“Certainty is the enemy of growth.” ~Mark Manson
New chapters can be as challenging as they are exhilarating. While I now have have three years of experience racing as an elite triathlete, the shift to 70.3 has me feeling like a rookie all over again—it has been incredibly exciting to step up to an event that I believe will play to my natural strengths, but also unnerving with all the unknowns it brings.
While draft-legal ITU and non-draft/long-course racing both fall under the general umbrella of “triathlon,” they might as well be two different sports. All of this “new” is exciting! Especially if you believe, as I do, that change and growth come hand-in-hand. But as I’ve mentioned, the vulnerability that accompanies change can leave you looking around, comparing yourself to others, and doubting yourself. The problem is that in doing so, you prevent yourself from discovering your potential.

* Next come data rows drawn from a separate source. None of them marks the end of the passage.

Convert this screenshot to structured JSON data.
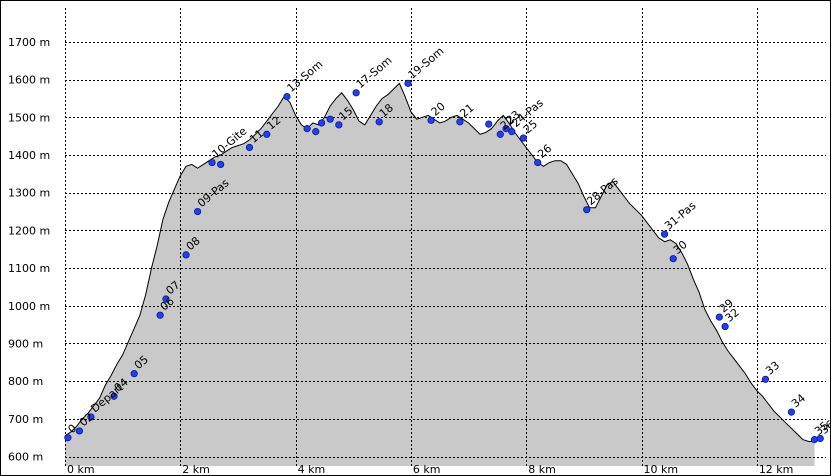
{
  "chart_data": {
    "type": "area",
    "colors": {
      "fill": "#c9c9c9",
      "outline": "#000000",
      "marker": "#1f3fff",
      "grid": "#000000",
      "background": "#ffffff"
    },
    "grid": true,
    "x_unit": "km",
    "y_unit": "m",
    "xlim": [
      0,
      13.2
    ],
    "ylim": [
      575,
      1790
    ],
    "x_ticks": [
      0,
      2,
      4,
      6,
      8,
      10,
      12
    ],
    "x_tick_labels": [
      "0 km",
      "2 km",
      "4 km",
      "6 km",
      "8 km",
      "10 km",
      "12 km"
    ],
    "y_ticks": [
      600,
      700,
      800,
      900,
      1000,
      1100,
      1200,
      1300,
      1400,
      1500,
      1600,
      1700
    ],
    "y_tick_labels": [
      "600 m",
      "700 m",
      "800 m",
      "900 m",
      "1000 m",
      "1100 m",
      "1200 m",
      "1300 m",
      "1400 m",
      "1500 m",
      "1600 m",
      "1700 m"
    ],
    "profile": {
      "x": [
        0.0,
        0.1,
        0.2,
        0.3,
        0.4,
        0.5,
        0.6,
        0.7,
        0.8,
        0.9,
        1.0,
        1.1,
        1.2,
        1.3,
        1.4,
        1.5,
        1.6,
        1.7,
        1.8,
        1.9,
        2.0,
        2.1,
        2.2,
        2.3,
        2.4,
        2.5,
        2.6,
        2.7,
        2.8,
        2.9,
        3.0,
        3.1,
        3.2,
        3.3,
        3.4,
        3.5,
        3.6,
        3.7,
        3.8,
        3.9,
        4.0,
        4.1,
        4.2,
        4.3,
        4.4,
        4.5,
        4.6,
        4.7,
        4.8,
        4.9,
        5.0,
        5.1,
        5.2,
        5.3,
        5.4,
        5.5,
        5.6,
        5.7,
        5.8,
        5.9,
        6.0,
        6.1,
        6.2,
        6.3,
        6.4,
        6.5,
        6.6,
        6.7,
        6.8,
        6.9,
        7.0,
        7.1,
        7.2,
        7.3,
        7.4,
        7.5,
        7.6,
        7.7,
        7.8,
        7.9,
        8.0,
        8.1,
        8.2,
        8.3,
        8.4,
        8.5,
        8.6,
        8.7,
        8.8,
        8.9,
        9.0,
        9.1,
        9.2,
        9.3,
        9.4,
        9.5,
        9.6,
        9.7,
        9.8,
        9.9,
        10.0,
        10.1,
        10.2,
        10.3,
        10.4,
        10.5,
        10.6,
        10.7,
        10.8,
        10.9,
        11.0,
        11.1,
        11.2,
        11.3,
        11.4,
        11.5,
        11.6,
        11.7,
        11.8,
        11.9,
        12.0,
        12.1,
        12.2,
        12.3,
        12.4,
        12.5,
        12.6,
        12.7,
        12.8,
        12.9,
        13.0
      ],
      "y": [
        655,
        665,
        680,
        700,
        715,
        735,
        755,
        790,
        815,
        845,
        870,
        905,
        940,
        975,
        1030,
        1100,
        1160,
        1230,
        1275,
        1310,
        1345,
        1370,
        1375,
        1365,
        1375,
        1385,
        1395,
        1400,
        1410,
        1420,
        1425,
        1430,
        1440,
        1455,
        1470,
        1490,
        1510,
        1530,
        1555,
        1540,
        1505,
        1480,
        1470,
        1485,
        1480,
        1500,
        1530,
        1550,
        1565,
        1545,
        1520,
        1490,
        1480,
        1505,
        1530,
        1550,
        1560,
        1575,
        1590,
        1555,
        1515,
        1495,
        1500,
        1505,
        1495,
        1485,
        1490,
        1500,
        1505,
        1495,
        1485,
        1470,
        1455,
        1460,
        1470,
        1490,
        1505,
        1485,
        1460,
        1440,
        1420,
        1400,
        1380,
        1370,
        1380,
        1385,
        1385,
        1375,
        1350,
        1325,
        1290,
        1260,
        1260,
        1290,
        1320,
        1330,
        1310,
        1290,
        1270,
        1255,
        1240,
        1220,
        1200,
        1180,
        1170,
        1175,
        1165,
        1140,
        1110,
        1070,
        1035,
        990,
        960,
        935,
        905,
        880,
        860,
        840,
        820,
        795,
        775,
        760,
        740,
        720,
        705,
        690,
        675,
        660,
        645,
        640,
        640
      ]
    },
    "waypoints": [
      {
        "label": "0",
        "x": 0.05,
        "y": 650
      },
      {
        "label": "02",
        "x": 0.25,
        "y": 668
      },
      {
        "label": "Depart",
        "x": 0.45,
        "y": 705
      },
      {
        "label": "04",
        "x": 0.85,
        "y": 760
      },
      {
        "label": "05",
        "x": 1.2,
        "y": 820
      },
      {
        "label": "06",
        "x": 1.65,
        "y": 975
      },
      {
        "label": "07",
        "x": 1.75,
        "y": 1018
      },
      {
        "label": "08",
        "x": 2.1,
        "y": 1135
      },
      {
        "label": "09-Pas",
        "x": 2.3,
        "y": 1250
      },
      {
        "label": "10-Gite",
        "x": 2.55,
        "y": 1380
      },
      {
        "label": "",
        "x": 2.7,
        "y": 1375
      },
      {
        "label": "11",
        "x": 3.2,
        "y": 1420
      },
      {
        "label": "12",
        "x": 3.5,
        "y": 1455
      },
      {
        "label": "13-Som",
        "x": 3.85,
        "y": 1555
      },
      {
        "label": "",
        "x": 4.2,
        "y": 1470
      },
      {
        "label": "",
        "x": 4.35,
        "y": 1462
      },
      {
        "label": "",
        "x": 4.45,
        "y": 1485
      },
      {
        "label": "",
        "x": 4.6,
        "y": 1495
      },
      {
        "label": "15",
        "x": 4.75,
        "y": 1480
      },
      {
        "label": "17-Som",
        "x": 5.05,
        "y": 1565
      },
      {
        "label": "18",
        "x": 5.45,
        "y": 1488
      },
      {
        "label": "19-Som",
        "x": 5.95,
        "y": 1590
      },
      {
        "label": "20",
        "x": 6.35,
        "y": 1492
      },
      {
        "label": "21",
        "x": 6.85,
        "y": 1488
      },
      {
        "label": "",
        "x": 7.35,
        "y": 1482
      },
      {
        "label": "22",
        "x": 7.55,
        "y": 1455
      },
      {
        "label": "23",
        "x": 7.65,
        "y": 1470
      },
      {
        "label": "24-Pas",
        "x": 7.75,
        "y": 1462
      },
      {
        "label": "25",
        "x": 7.95,
        "y": 1445
      },
      {
        "label": "26",
        "x": 8.2,
        "y": 1380
      },
      {
        "label": "28-Pas",
        "x": 9.05,
        "y": 1255
      },
      {
        "label": "31-Pas",
        "x": 10.4,
        "y": 1190
      },
      {
        "label": "30",
        "x": 10.55,
        "y": 1125
      },
      {
        "label": "29",
        "x": 11.35,
        "y": 970
      },
      {
        "label": "32",
        "x": 11.45,
        "y": 945
      },
      {
        "label": "33",
        "x": 12.15,
        "y": 805
      },
      {
        "label": "34",
        "x": 12.6,
        "y": 718
      },
      {
        "label": "35",
        "x": 13.0,
        "y": 645
      },
      {
        "label": "36",
        "x": 13.1,
        "y": 648
      }
    ]
  }
}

I’ve gotten many questions from triathletes and non-triathletes alike about the difference between preparing for the two events. So I thought it worth sharing a couple of the biggest changes I’ve faced as well as the practices I’ve adopted to help me embrace them instead of getting in my own way:
New Bike, New Muscles
I have always admired the bikes that Felt makes, and I’m thrilled to finally be riding one! Thanks to the guidance of Jim Manton, I decided to invest in a Felt IAx. We opted for the IAx, which doesn’t have a fully integrated headset and thus allows for TriRig’s front-end solution, which provides more adjustability to get to my ideal position on the bike, from both the aerodynamic and performance points-of-view. I have always lived by the motto of “do it once, and do it right,” so I am grateful to be able to ride on such a state-of-the-art machine.

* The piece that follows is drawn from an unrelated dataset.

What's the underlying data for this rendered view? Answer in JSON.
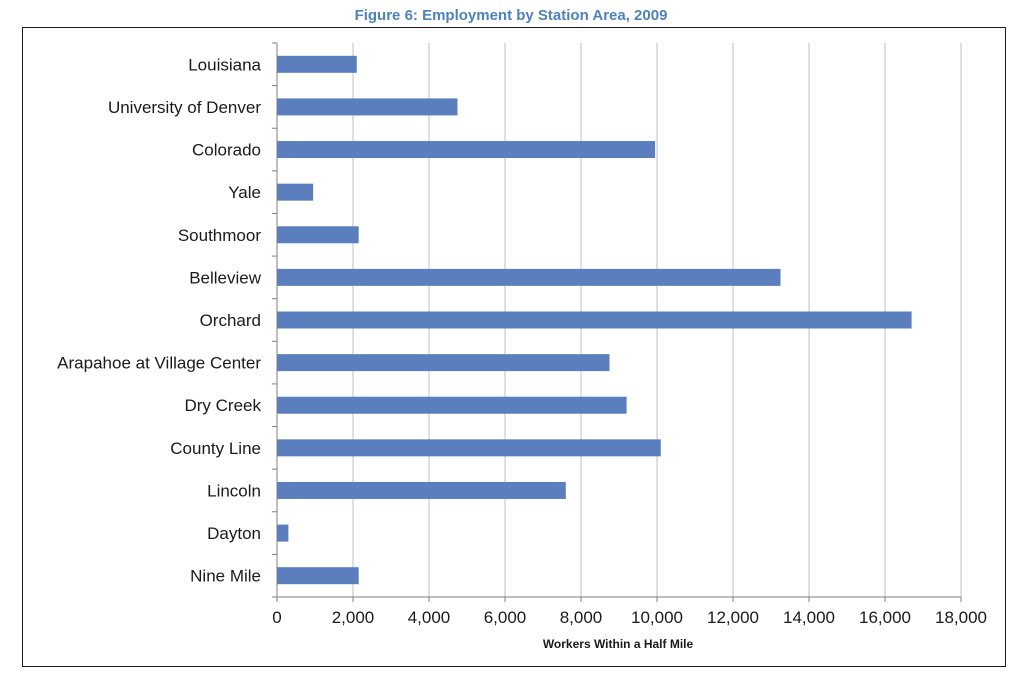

The time-trial position is extremely different from that on a road bike. On my TT bike, the power and stability is really rooted in the lower core/glutes whereas, while my legs and hips did most of the work on the road bike, I was also able to stabilize myself and generate power with my upper body. I certainly have never needed to roll the back of my neck as much as I do now! Since getting back into training in mid-November, Jarrod has had me simply riding my bike versus jumping right into specific training sessions. While mentally I wanted to jump right into harder sessions, this has actually been great, because I have been able to adapt to the position, develop those new muscles, and really get comfortable generating power in a new way before we get down to business.
I found myself going through some of my earlier posts and found one written shortly after I decided to become a full-time professional triathlete. I was reminded that big journeys begin with small steps. Infusing patience into my more common “get it done 5 minutes ago” approach has allowed me to enjoy this adjustment period and base work, as it’s the type of session that I really love to do! As we were first ramping up my volume, I also used the extra time to re-focus on regularly addressing details and going that extra mile that can sometimes get dropped in the heat of training: pre-hab, bandwork and foundation training, and post-workout rolling.
New Training Structure
While the top ITU women are extremely strong across the board in swim, bike, and run, the draft-legal dynamic of ITU racing often means that races come down to the swim and run disciplines. Because I didn’t have a background in either, I spent the last three years swimming an ungodly amount, running a lot, and biking a little. Now, that order has now been flipped on its head. At times, I’ve found myself feeling anxious about this shift and the unknowns of how I’ll respond to these changes. Training with a squad of ITU athletes is a gift because it keeps me in touch with that swim (and run) speed. But it is also a daily reminder of the familiar training structure I’ve left behind.
I have committed to embracing becoming as aerobically fit as possible and letting go of my swimming specifically. When I start looking around or feeling doubt/anxiety, I just remind myself of my my motto these days: “be the aerobic beast you know you can be!” Cheesy, I know, but it re-focuses me and keeps me calm. I also think of May Sarton's quote, “The garden is growth and change and that means loss as well as constant new treasures.” I have faith that there are many treasures in store for me if I don’t cling to the losses along the way.
The scientific power of meditation and mindfulness is compelling, so much so that high-powered corporations are investing in it to improve their employee well-being and performance! And with the challenge I’ve had focusing inwards lately, I decided to commit to spending at least 10 minutes a day with Headspace to quiet my mind and channel its energies in all the right ways. It’s not only helping me take control of when I use my external environment for motivation and when I put the blinders on, but it is also helping me focus on the present when I begin worrying about what training will look like, how I will respond to it, how I will compare to a new and unknown field of athletes next year.
Of course there’s no guarantee that these practices will be the key to success. But since I have implemented these changes and returned my focus to conscious mindfulness, I have noticed I’m calmer, more focused in sessions, and my progress in all three disciplines is gaining momentum. Whether you’re embarking on a new life journey right now or not, with the new year—and new year’s resolutions—around the corner, I recommend implementing these practices to execute even the smallest changes you’re seeking to make.